3.1.13 THE MANAGER - RIGHTS AND OBLIGATIONS.

ENERMAS LATINOAMÉRICA, in its capacity as Series “B” Issuer and as Manager, in order to implement Private Equity Investment Fund as a Debt Instrument purposes and objectives, for which purpose, on and/or before Initial Issuance Date. Investor as Series “B” Shareholder will enter into Convertible Participative Private Equity Investment Agreement as Debt Instrument with ENERMAS LATINOAMÉRICA; with respect to Distributions Performance. A compensation scheme, commissions and incentives are foreseen in such a way that the interests of Series “B” Shareholders are taken care of at all times.
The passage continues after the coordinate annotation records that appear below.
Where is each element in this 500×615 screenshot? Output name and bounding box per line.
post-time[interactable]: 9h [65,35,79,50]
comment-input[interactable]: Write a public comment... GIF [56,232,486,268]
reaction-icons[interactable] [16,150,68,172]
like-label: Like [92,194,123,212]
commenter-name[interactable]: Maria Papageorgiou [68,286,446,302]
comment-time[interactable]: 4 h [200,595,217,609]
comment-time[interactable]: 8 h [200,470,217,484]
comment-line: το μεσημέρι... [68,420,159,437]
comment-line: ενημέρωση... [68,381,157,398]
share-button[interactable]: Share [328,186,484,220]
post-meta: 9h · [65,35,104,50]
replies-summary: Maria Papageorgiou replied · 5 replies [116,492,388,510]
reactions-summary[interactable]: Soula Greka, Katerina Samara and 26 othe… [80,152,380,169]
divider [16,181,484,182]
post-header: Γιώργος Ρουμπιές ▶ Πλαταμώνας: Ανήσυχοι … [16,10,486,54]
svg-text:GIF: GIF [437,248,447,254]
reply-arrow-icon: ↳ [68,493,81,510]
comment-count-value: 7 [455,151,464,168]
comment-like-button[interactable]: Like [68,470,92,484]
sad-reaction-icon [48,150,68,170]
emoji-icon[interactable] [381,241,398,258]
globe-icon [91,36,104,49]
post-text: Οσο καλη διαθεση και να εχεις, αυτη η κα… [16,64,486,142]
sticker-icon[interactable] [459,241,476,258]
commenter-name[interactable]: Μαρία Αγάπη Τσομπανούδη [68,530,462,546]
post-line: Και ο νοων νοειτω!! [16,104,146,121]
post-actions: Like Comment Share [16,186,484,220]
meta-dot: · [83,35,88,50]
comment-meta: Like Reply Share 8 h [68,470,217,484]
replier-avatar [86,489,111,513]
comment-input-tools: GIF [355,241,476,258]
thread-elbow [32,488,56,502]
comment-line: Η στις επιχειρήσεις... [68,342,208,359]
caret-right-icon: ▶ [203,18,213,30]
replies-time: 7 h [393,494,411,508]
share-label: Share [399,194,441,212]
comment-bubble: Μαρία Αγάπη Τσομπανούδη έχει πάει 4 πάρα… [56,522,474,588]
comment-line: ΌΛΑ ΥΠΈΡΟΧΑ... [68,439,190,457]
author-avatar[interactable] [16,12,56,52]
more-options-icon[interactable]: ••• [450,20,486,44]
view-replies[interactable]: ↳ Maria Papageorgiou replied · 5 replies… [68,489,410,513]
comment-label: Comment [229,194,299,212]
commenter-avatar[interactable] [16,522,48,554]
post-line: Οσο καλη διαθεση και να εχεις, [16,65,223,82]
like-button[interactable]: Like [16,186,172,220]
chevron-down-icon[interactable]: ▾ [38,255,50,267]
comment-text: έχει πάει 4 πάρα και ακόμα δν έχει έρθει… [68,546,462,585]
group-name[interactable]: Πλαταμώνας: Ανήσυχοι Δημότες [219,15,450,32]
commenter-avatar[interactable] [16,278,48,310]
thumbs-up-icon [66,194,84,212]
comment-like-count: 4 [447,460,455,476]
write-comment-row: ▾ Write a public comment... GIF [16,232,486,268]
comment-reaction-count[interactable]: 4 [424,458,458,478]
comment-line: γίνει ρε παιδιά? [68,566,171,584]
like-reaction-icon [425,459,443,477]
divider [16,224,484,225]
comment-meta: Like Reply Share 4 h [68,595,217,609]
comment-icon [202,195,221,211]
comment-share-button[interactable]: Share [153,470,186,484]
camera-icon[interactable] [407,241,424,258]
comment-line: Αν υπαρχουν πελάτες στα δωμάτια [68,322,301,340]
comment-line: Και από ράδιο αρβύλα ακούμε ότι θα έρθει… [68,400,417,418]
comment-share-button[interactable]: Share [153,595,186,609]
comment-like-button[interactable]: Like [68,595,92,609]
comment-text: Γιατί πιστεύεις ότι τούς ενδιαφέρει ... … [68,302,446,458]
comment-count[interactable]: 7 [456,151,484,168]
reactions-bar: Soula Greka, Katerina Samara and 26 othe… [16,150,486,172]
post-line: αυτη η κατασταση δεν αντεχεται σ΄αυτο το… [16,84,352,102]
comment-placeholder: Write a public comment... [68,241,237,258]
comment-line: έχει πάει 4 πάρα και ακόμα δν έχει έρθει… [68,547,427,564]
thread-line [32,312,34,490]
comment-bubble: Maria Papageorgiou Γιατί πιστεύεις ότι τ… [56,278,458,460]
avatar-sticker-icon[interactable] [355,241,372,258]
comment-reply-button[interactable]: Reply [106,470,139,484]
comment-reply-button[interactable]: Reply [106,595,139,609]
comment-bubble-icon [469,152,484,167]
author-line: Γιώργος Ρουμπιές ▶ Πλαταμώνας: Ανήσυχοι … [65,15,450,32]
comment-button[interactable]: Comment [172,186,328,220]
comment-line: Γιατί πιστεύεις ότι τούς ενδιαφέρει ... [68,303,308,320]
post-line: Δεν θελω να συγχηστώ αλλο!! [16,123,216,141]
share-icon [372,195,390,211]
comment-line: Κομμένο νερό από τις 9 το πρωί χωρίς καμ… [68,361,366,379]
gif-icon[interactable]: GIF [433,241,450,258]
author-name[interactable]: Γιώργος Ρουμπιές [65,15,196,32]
Proceed as described in section “III. Transaction

Structure - 5.2 Protection Mechanisms for Shareholders Interests / Corporate Governance -

5.2.3 Shareholders’ Meeting” of this Prospectus.

ENERMAS LATINOAMÉRICA will have, among others, the following obligations and powers in relation to Promoted Projects Management, being the following:

I. To have legal capacity to perform Transactions with Related Parties of the Company, its

Subsidiaries and any Shareholder thereof.
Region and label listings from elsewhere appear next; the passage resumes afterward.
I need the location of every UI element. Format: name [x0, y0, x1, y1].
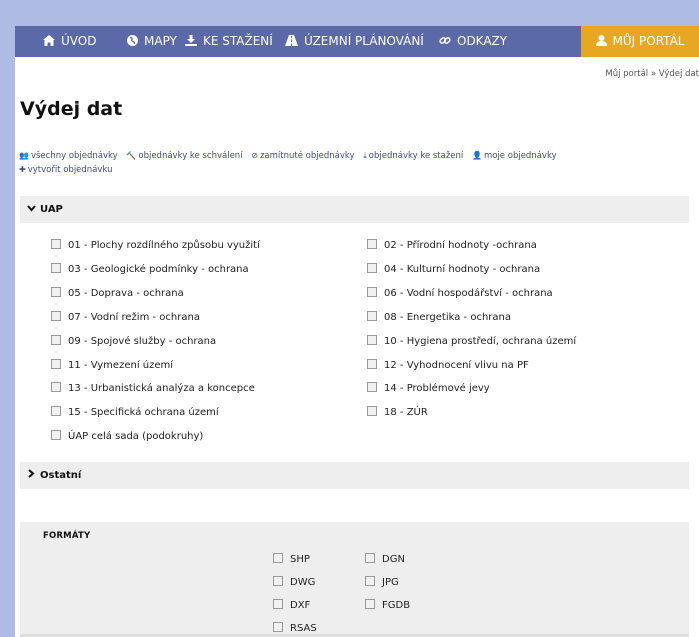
uap-checkbox-07[interactable]: 07 - Vodní režim - ochrana	[51, 310, 200, 326]
checkbox[interactable]	[367, 311, 377, 321]
globe-icon	[127, 26, 138, 57]
format-checkbox-dgn[interactable]: DGN	[365, 552, 405, 568]
orders-to-approve-link[interactable]: 🔨 objednávky ke schválení	[126, 149, 242, 163]
uap-checkbox-15[interactable]: 15 - Specifická ochrana území	[51, 405, 219, 421]
checkbox[interactable]	[51, 406, 61, 416]
uap-checkbox-12[interactable]: 12 - Vyhodnocení vlivu na PF	[367, 358, 529, 374]
uap-checkbox-10[interactable]: 10 - Hygiena prostředí, ochrana území	[367, 334, 576, 350]
checkbox[interactable]	[51, 430, 61, 440]
format-checkbox-dxf[interactable]: DXF	[273, 598, 310, 614]
uap-checkbox-full-set[interactable]: ÚAP celá sada (podokruhy)	[51, 429, 203, 445]
checkbox[interactable]	[367, 335, 377, 345]
formats-title: FORMÁTY	[43, 531, 91, 541]
checkbox[interactable]	[367, 239, 377, 249]
checkbox[interactable]	[367, 287, 377, 297]
checkbox[interactable]	[51, 239, 61, 249]
checkbox[interactable]	[51, 287, 61, 297]
checkbox[interactable]	[367, 406, 377, 416]
nav-label-uzemni-planovani: ÚZEMNÍ PLÁNOVÁNÍ	[304, 34, 424, 48]
uap-checkbox-13[interactable]: 13 - Urbanistická analýza a koncepce	[51, 381, 255, 397]
checkbox[interactable]	[51, 311, 61, 321]
rejected-orders-link[interactable]: ⊘ zamítnuté objednávky	[251, 149, 354, 163]
orders-to-download-link[interactable]: ⤓ objednávky ke stažení	[363, 149, 463, 163]
checkbox[interactable]	[51, 382, 61, 392]
section-ostatni-label: Ostatní	[40, 470, 82, 481]
nav-item-muj-portal[interactable]: MŮJ PORTÁL	[581, 26, 699, 57]
checkbox[interactable]	[365, 553, 375, 563]
checkbox[interactable]	[365, 599, 375, 609]
users-icon: 👥	[19, 151, 29, 160]
format-checkbox-fgdb[interactable]: FGDB	[365, 598, 410, 614]
section-ostatni-header[interactable]: Ostatní	[20, 462, 689, 489]
format-checkbox-dwg[interactable]: DWG	[273, 575, 315, 591]
uap-checkbox-01[interactable]: 01 - Plochy rozdílného způsobu využití	[51, 238, 260, 254]
gavel-icon: 🔨	[126, 151, 137, 160]
checkbox[interactable]	[365, 576, 375, 586]
uap-checkbox-04[interactable]: 04 - Kulturní hodnoty - ochrana	[367, 262, 540, 278]
download-icon: ⤓	[363, 151, 367, 160]
uap-checkbox-11[interactable]: 11 - Vymezení území	[51, 358, 173, 374]
format-checkbox-shp[interactable]: SHP	[273, 552, 310, 568]
page-frame: ÚVOD MAPY KE STAŽENÍ ÚZEMNÍ PLÁNOVÁNÍ OD…	[15, 26, 699, 637]
all-orders-link[interactable]: 👥 všechny objednávky	[19, 149, 118, 163]
uap-checkbox-02[interactable]: 02 - Přírodní hodnoty -ochrana	[367, 238, 537, 254]
checkbox[interactable]	[273, 599, 283, 609]
nav-label-mapy: MAPY	[144, 34, 177, 48]
link-icon	[439, 26, 451, 57]
top-navigation: ÚVOD MAPY KE STAŽENÍ ÚZEMNÍ PLÁNOVÁNÍ OD…	[15, 26, 699, 57]
page-title: Výdej dat	[20, 98, 123, 120]
uap-checkbox-06[interactable]: 06 - Vodní hospodářství - ochrana	[367, 286, 553, 302]
home-icon	[43, 26, 55, 57]
formats-panel: FORMÁTY SHP DGN DWG JPG DXF FGDB RSAS	[20, 522, 689, 634]
plus-icon: ✚	[19, 165, 26, 174]
download-icon	[185, 26, 197, 57]
nav-item-mapy[interactable]: MAPY	[127, 26, 177, 57]
create-order-link[interactable]: ✚ vytvořit objednávku	[19, 163, 112, 177]
nav-label-ke-stazeni: KE STAŽENÍ	[203, 34, 273, 48]
checkbox[interactable]	[367, 382, 377, 392]
user-icon: 👤	[472, 151, 482, 160]
checkbox[interactable]	[273, 576, 283, 586]
section-uap-header[interactable]: UAP	[20, 196, 689, 223]
my-orders-link[interactable]: 👤 moje objednávky	[472, 149, 557, 163]
uap-checkbox-05[interactable]: 05 - Doprava - ochrana	[51, 286, 184, 302]
format-checkbox-jpg[interactable]: JPG	[365, 575, 399, 591]
nav-item-uvod[interactable]: ÚVOD	[43, 26, 96, 57]
road-icon	[285, 26, 298, 57]
checkbox[interactable]	[51, 263, 61, 273]
section-uap-label: UAP	[40, 204, 63, 215]
user-icon	[595, 26, 607, 57]
nav-label-uvod: ÚVOD	[61, 34, 97, 48]
nav-item-uzemni-planovani[interactable]: ÚZEMNÍ PLÁNOVÁNÍ	[285, 26, 424, 57]
nav-item-odkazy[interactable]: ODKAZY	[439, 26, 507, 57]
checkbox[interactable]	[273, 553, 283, 563]
checkbox[interactable]	[273, 622, 283, 632]
checkbox[interactable]	[51, 359, 61, 369]
uap-checkbox-18[interactable]: 18 - ZÚR	[367, 405, 428, 421]
breadcrumb[interactable]: Můj portál » Výdej dat	[605, 69, 699, 79]
uap-checkbox-09[interactable]: 09 - Spojové služby - ochrana	[51, 334, 216, 350]
uap-checkbox-03[interactable]: 03 - Geologické podmínky - ochrana	[51, 262, 249, 278]
order-actions: 👥 všechny objednávky 🔨 objednávky ke schvá…	[19, 149, 689, 177]
checkbox[interactable]	[367, 263, 377, 273]
chevron-down-icon	[24, 197, 38, 224]
uap-checkbox-08[interactable]: 08 - Energetika - ochrana	[367, 310, 511, 326]
nav-label-odkazy: ODKAZY	[457, 34, 508, 48]
nav-label-muj-portal: MŮJ PORTÁL	[612, 34, 685, 48]
uap-checkbox-14[interactable]: 14 - Problémové jevy	[367, 381, 490, 397]
ban-icon: ⊘	[251, 151, 258, 160]
checkbox[interactable]	[51, 335, 61, 345]
chevron-right-icon	[24, 463, 38, 490]
nav-item-ke-stazeni[interactable]: KE STAŽENÍ	[185, 26, 273, 57]
checkbox[interactable]	[367, 359, 377, 369]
II. To have the legal capacity to exercise the powers conferred in Convertible Participative

Private Equity Investment Agreement as Debt Instrument terms, having the broadest powers to represent Shareholders Series “B” interests, in any matter related to Management or exercise of the corporate and economic rights derived from Investments in Promoted

Projects.

III. To have legal capacity to exercise all the necessary powers to manage the Investments performed by Private Capital Investment Fund as a Debt Instrument.

ENERMAS LATINOAMÉRICA in the exercise of the functions in the terms of the Convertible Participative Private Equity Investment Agreement as Debt Instrument and other Documents of the Transaction, must act in good faith and in Private Equity Investment Fund as a Debt Instrument best interest and for Shareholders Series “B” benefit, applying the same level of care and prudence that any careful and prudent person would use with respect to Fund´s Business.